Jobs, Investment, and a Fed Report
Sometimes a picture is worth a thousand words. The following is from the January 14, 2011 G17 Fed report on industrial production and capacity utilization.
This is not the whole economy. Industrial production is what we make. It isn't just manufacturing, but mining and utilities. Capacity is how much we could make, and utilization is the ratio of these two. It tells us how much slack there is in the industrial side of our economy. Note that in practical terms 90% is about as close as we come to "full" capacity.
So what's interesting about these charts? What struck me most was how the country's productive capacity (the top two lines) has been essentially flat since 2002. This is not an effect of the logarithmic scaling. Though the line is flat, it represents a dynamic process. We have been losing capacity as fast as we have been adding to it, and we have been doing this for 9 years, far longer than our more recent crises. So what caused this flatlining in industrial capacity? Free trade agreements like NAFTA and outsourcing of production to countries, like China.
On top of this, our utilization of the capacity we have (the bottom chart) has sucked since 2000. This is a double whammy of industrial weakness. Utilization in 2010 is still slightly below 2002 levels (74.2 vs.74.7) a year and a half into the supposed recovery and 13-15 points off what it was in the 1960s.
What is needed to soak up that excess capacity is demand, and not just any demand but one targeted to American made goods, especially semi-finished and finished ones (73.2% and 74.3% utilization for December 2010). It is only as that excess capacity is reduced that jobs will be created in the industrial production side of our economy and perhaps along with them new capacity growth.

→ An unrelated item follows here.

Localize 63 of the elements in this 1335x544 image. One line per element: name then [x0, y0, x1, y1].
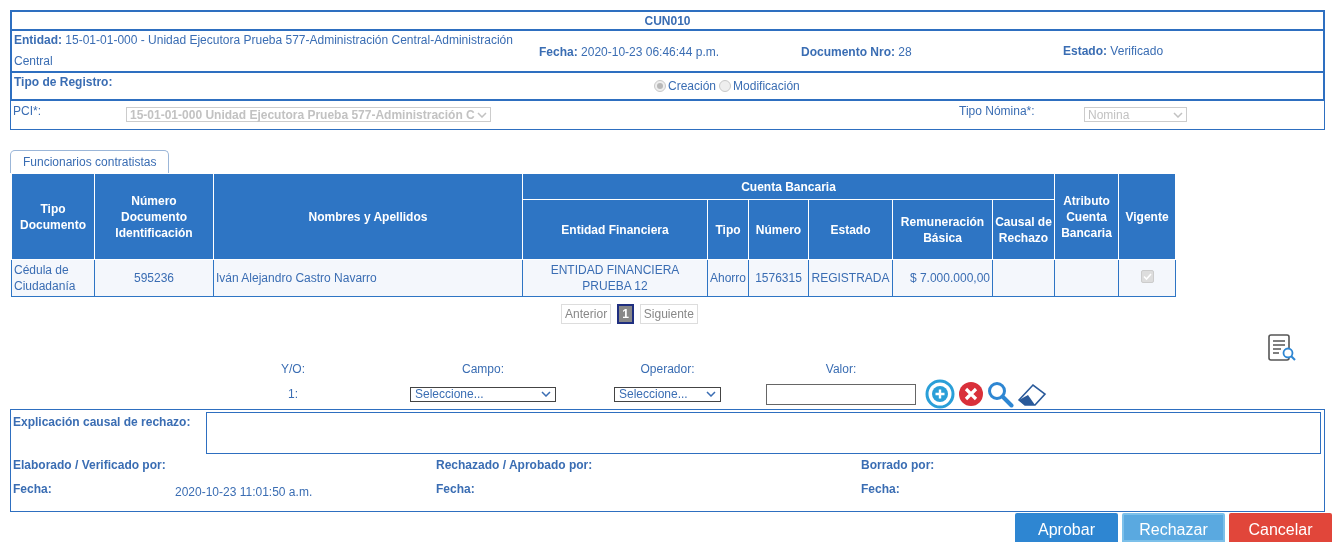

For where we are now, the only realistic way for industrial demand to increase is through government spending. But this is not on the table. Indeed the talk in Washington is on spending reductions. What is on the table and what Obama is likely to offer tonight in the SOTU are incentives for business investment. But as we have pointed out before, corporations have chalked up record profits. Yet despite this, they have not been creating new jobs here at home. Throwing more money at them will not change this. On the industrial side, the problem is even more complicated. Because of outsourcing, even after 9 years of zero capacity growth, there is still a lot of excess capacity around that would have to be worked through before hiring could really take off, that is if corporations didn't just outsource the new work too.
So when I look at these charts, what I see is not just a bad recession we haven't recovered from but a hollowed out industrial base. And I have heard nothing from Obama that will significantly stop or reverse this trend.